Carl, or Charles (as he preferred to be known in later life) worked for various companies as an accountant, 17 years as a company secretary, tried going on his own briefly, and then decided to join SARS. He was a painfully pedantic workaholic right to the end. He bragged that he had worked for 58 years. I believe that he found as a special investigator the power and authority to ’bring down the bad guys.’ I think he may have fancied himself as Elliot Ness. In my view he erred on the side of being overzealous. That’s something he never managed to temper. If there is a post-humous consciousness, I hope he will be satisfied with the outcome of the King case.

If our current civil service had just a modicum of his passion and devotion to duty, I believe our country would not be in the dire predicament it finds itself. He was an exceptional man. A caring son, provident husband and father and tireless servant to what he believed was the correct way.

His demands and expectations were enormous and none of us attained the height he set the bar, which I think left us all feeling like we weren’t good enough.

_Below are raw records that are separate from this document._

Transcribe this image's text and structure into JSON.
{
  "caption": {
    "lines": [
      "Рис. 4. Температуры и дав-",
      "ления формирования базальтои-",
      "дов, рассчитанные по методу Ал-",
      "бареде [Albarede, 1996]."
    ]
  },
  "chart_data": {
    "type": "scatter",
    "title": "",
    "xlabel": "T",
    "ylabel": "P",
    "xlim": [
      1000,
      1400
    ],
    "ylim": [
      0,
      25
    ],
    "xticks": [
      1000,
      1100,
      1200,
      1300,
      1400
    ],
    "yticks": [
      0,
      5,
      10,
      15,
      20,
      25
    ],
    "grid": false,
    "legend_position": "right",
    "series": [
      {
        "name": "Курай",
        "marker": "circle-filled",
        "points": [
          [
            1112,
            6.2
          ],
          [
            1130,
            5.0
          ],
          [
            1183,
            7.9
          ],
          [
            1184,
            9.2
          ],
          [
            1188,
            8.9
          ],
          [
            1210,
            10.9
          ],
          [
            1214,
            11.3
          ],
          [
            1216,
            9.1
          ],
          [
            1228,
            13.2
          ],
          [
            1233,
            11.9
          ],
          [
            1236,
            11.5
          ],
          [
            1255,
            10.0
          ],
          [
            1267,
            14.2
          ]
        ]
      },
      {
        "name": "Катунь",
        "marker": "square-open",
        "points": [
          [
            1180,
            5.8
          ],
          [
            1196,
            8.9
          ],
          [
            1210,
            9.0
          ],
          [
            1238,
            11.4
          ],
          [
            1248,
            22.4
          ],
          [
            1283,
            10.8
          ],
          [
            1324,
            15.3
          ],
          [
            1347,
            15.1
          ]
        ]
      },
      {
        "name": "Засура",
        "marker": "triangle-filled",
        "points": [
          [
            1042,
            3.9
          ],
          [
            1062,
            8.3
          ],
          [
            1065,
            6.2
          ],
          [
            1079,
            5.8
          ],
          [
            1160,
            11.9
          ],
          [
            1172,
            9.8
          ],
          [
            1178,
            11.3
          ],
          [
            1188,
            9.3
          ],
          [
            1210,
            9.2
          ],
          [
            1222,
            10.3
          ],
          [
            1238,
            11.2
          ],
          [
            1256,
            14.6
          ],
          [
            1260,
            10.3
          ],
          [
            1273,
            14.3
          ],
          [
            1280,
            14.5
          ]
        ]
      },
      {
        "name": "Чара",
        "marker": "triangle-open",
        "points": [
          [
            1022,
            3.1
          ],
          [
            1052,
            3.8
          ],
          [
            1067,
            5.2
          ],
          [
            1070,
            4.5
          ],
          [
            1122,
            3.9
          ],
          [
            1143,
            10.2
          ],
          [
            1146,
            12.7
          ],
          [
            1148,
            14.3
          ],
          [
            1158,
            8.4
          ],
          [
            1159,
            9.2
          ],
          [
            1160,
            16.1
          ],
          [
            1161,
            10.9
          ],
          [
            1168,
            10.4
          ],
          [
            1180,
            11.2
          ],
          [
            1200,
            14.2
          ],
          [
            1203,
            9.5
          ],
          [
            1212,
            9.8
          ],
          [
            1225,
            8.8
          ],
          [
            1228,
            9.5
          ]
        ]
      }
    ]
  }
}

But in the practice of that striving, I believe, we probably all did a lot better than we otherwise would have.

Although he is now absent, I find him conspicuously present in my eyes and mannerisms. I am, after all, incontrovertibly his son. To some he was a menace and to some a Mensch. To me he was both, but I have come to accept him in his myriad multiplexity.

* Richard is the third of the late Charles “Carl” Chipps’s four sons.